In each of these studies, expression variation with respect to one or at most a handful of variables is explored. However, it is likely that in each study multiple sources of EH will act on distinct, but possibly overlapping, sets of genes. Normalization techniques are commonly used to detect and adjust for systematic expression variation due to well-characterized laboratory and technical sources [12
]. However, to date there has been no approach for identifying and accounting for all sources of systematic expression variation, including variation due to unmeasured or unmodeled factors of both biological and technical sources. We show here that biological sources of variation not modeled in the analysis can be just as problematic as technical sources of variation.

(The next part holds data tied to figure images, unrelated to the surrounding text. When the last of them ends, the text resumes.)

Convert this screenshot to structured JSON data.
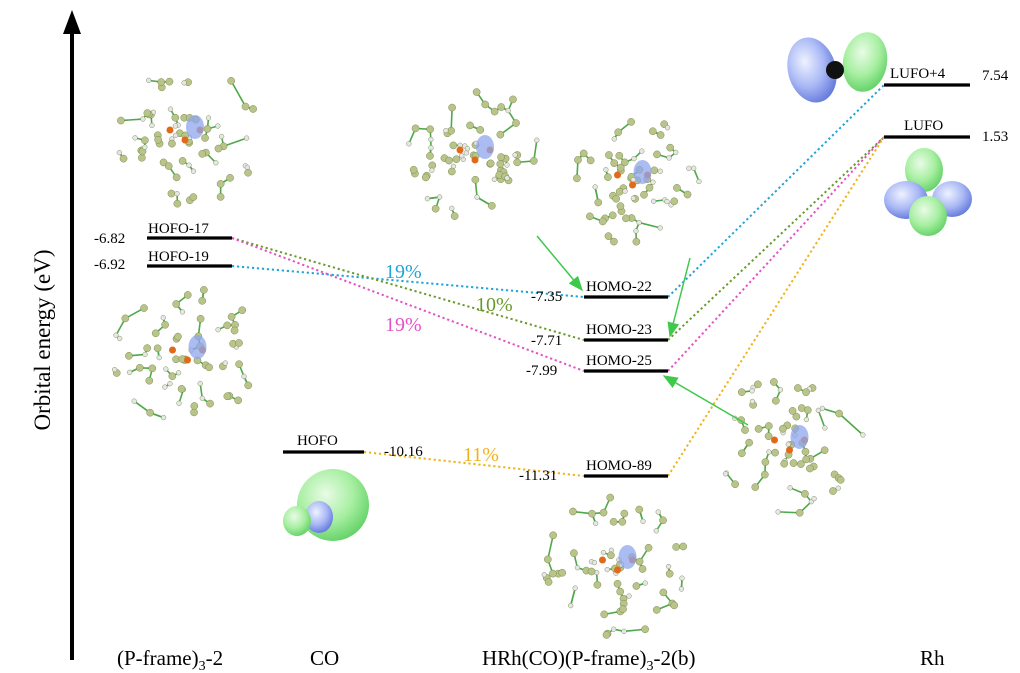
{
  "y_axis_label": "Orbital energy (eV)",
  "columns": {
    "pframe": {
      "main": "(P-frame)",
      "sub": "3",
      "suffix": "-2"
    },
    "co": "CO",
    "complex": {
      "main": "HRh(CO)(P-frame)",
      "sub": "3",
      "suffix": "-2(b)"
    },
    "rh": "Rh"
  },
  "levels": {
    "hofo17": {
      "label": "HOFO-17",
      "energy": "-6.82"
    },
    "hofo19": {
      "label": "HOFO-19",
      "energy": "-6.92"
    },
    "hofo_co": {
      "label": "HOFO",
      "energy": "-10.16"
    },
    "homo22": {
      "label": "HOMO-22",
      "energy": "-7.35"
    },
    "homo23": {
      "label": "HOMO-23",
      "energy": "-7.71"
    },
    "homo25": {
      "label": "HOMO-25",
      "energy": "-7.99"
    },
    "homo89": {
      "label": "HOMO-89",
      "energy": "-11.31"
    },
    "lufo4": {
      "label": "LUFO+4",
      "energy": "7.54"
    },
    "lufo": {
      "label": "LUFO",
      "energy": "1.53"
    }
  },
  "contributions": {
    "blue": {
      "text": "19%",
      "color": "#1fa3d8"
    },
    "green": {
      "text": "10%",
      "color": "#6a9a2a"
    },
    "pink": {
      "text": "19%",
      "color": "#e551c4"
    },
    "orange": {
      "text": "11%",
      "color": "#f0b21a"
    }
  }
}
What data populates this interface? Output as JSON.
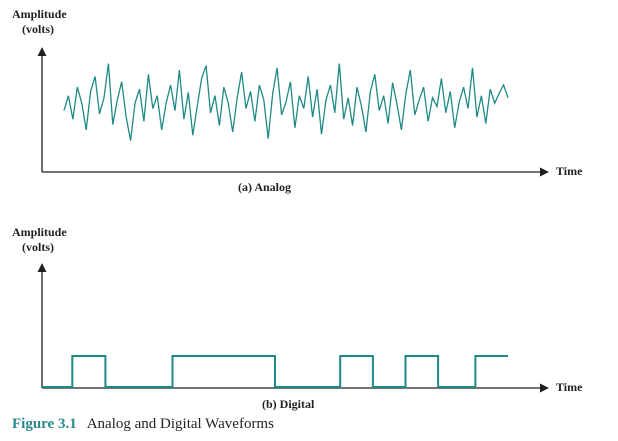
{
  "figure": {
    "number": "Figure 3.1",
    "title": "Analog and Digital Waveforms"
  },
  "colors": {
    "signal": "#1f8a85",
    "axis": "#231f20",
    "caption_number": "#2a8a8a"
  },
  "chart_data": [
    {
      "type": "line",
      "title": "",
      "subtitle": "(a) Analog",
      "ylabel_line1": "Amplitude",
      "ylabel_line2": "(volts)",
      "xlabel": "Time",
      "grid": false,
      "description": "",
      "series": [
        {
          "values": [
            0.48,
            0.62,
            0.4,
            0.7,
            0.55,
            0.3,
            0.66,
            0.8,
            0.45,
            0.6,
            0.92,
            0.35,
            0.58,
            0.75,
            0.42,
            0.2,
            0.55,
            0.68,
            0.38,
            0.82,
            0.5,
            0.62,
            0.3,
            0.55,
            0.72,
            0.48,
            0.86,
            0.4,
            0.65,
            0.25,
            0.52,
            0.78,
            0.9,
            0.46,
            0.62,
            0.34,
            0.7,
            0.55,
            0.28,
            0.6,
            0.84,
            0.5,
            0.66,
            0.38,
            0.72,
            0.58,
            0.22,
            0.64,
            0.88,
            0.44,
            0.56,
            0.75,
            0.32,
            0.62,
            0.5,
            0.8,
            0.42,
            0.68,
            0.26,
            0.58,
            0.72,
            0.46,
            0.92,
            0.4,
            0.6,
            0.34,
            0.7,
            0.52,
            0.28,
            0.66,
            0.82,
            0.48,
            0.62,
            0.36,
            0.74,
            0.54,
            0.3,
            0.64,
            0.86,
            0.44,
            0.58,
            0.7,
            0.38,
            0.6,
            0.52,
            0.78,
            0.46,
            0.66,
            0.32,
            0.56,
            0.7,
            0.5,
            0.88,
            0.42,
            0.62,
            0.36,
            0.68,
            0.55,
            0.64,
            0.72,
            0.6
          ]
        }
      ]
    },
    {
      "type": "line",
      "title": "",
      "subtitle": "(b) Digital",
      "ylabel_line1": "Amplitude",
      "ylabel_line2": "(volts)",
      "xlabel": "Time",
      "grid": false,
      "step": true,
      "description": "",
      "series": [
        {
          "transitions": [
            0.0,
            0.065,
            0.136,
            0.28,
            0.5,
            0.64,
            0.71,
            0.78,
            0.85,
            0.93,
            1.0
          ],
          "levels": [
            0,
            1,
            0,
            1,
            0,
            1,
            0,
            1,
            0,
            1
          ]
        }
      ]
    }
  ]
}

Here, we introduce “surrogate variable analysis” (SVA) to identify, estimate, and utilize the components of EH. shows the effects of failing to account for unmodeled factors in a differential expression analysis, and the potential benefits of the SVA approach. EH causes drastic increases in the variability of the ranking of genes for differential expression (A), distorts the null distribution potentially causing highly conservative or anticonservative significance estimates (B), and reduces the power to distinguish true associations between a measured variable of interest and gene expression (C). However, employing SVA in these studies produces operating characteristics nearly equivalent to what one would obtain with no EH at all.
Impact of Expression Heterogeneity
We apply SVA to three distinct expression studies [7
], where each study contains clear patterns of EH (Figure S1
). These studies represent major classes of gene expression studies performed in practice: genetic dissection of expression variation, differential expression analysis between disease classes, and differential expression over time. We show that SVA is able to accurately identify and estimate the impact of unmodeled factors in each type of study, using only the expression data itself. We further show that SVA improves accuracy and consistency in detecting differential expression. SVA orders the significant gene lists to more accurately and reproducibly reflect the ordering of the genes with respect to their true differential expression signal. SVA is particularly useful in producing reproducible results in microarray studies, because adjusting for surrogate variables reduces differential expression due to sources other than the primary variables. These results indicate that EH is prevalent across a range of studies and that SVA can be used to capture and account for these patterns to improve the characterization of biological signal in expression analyses.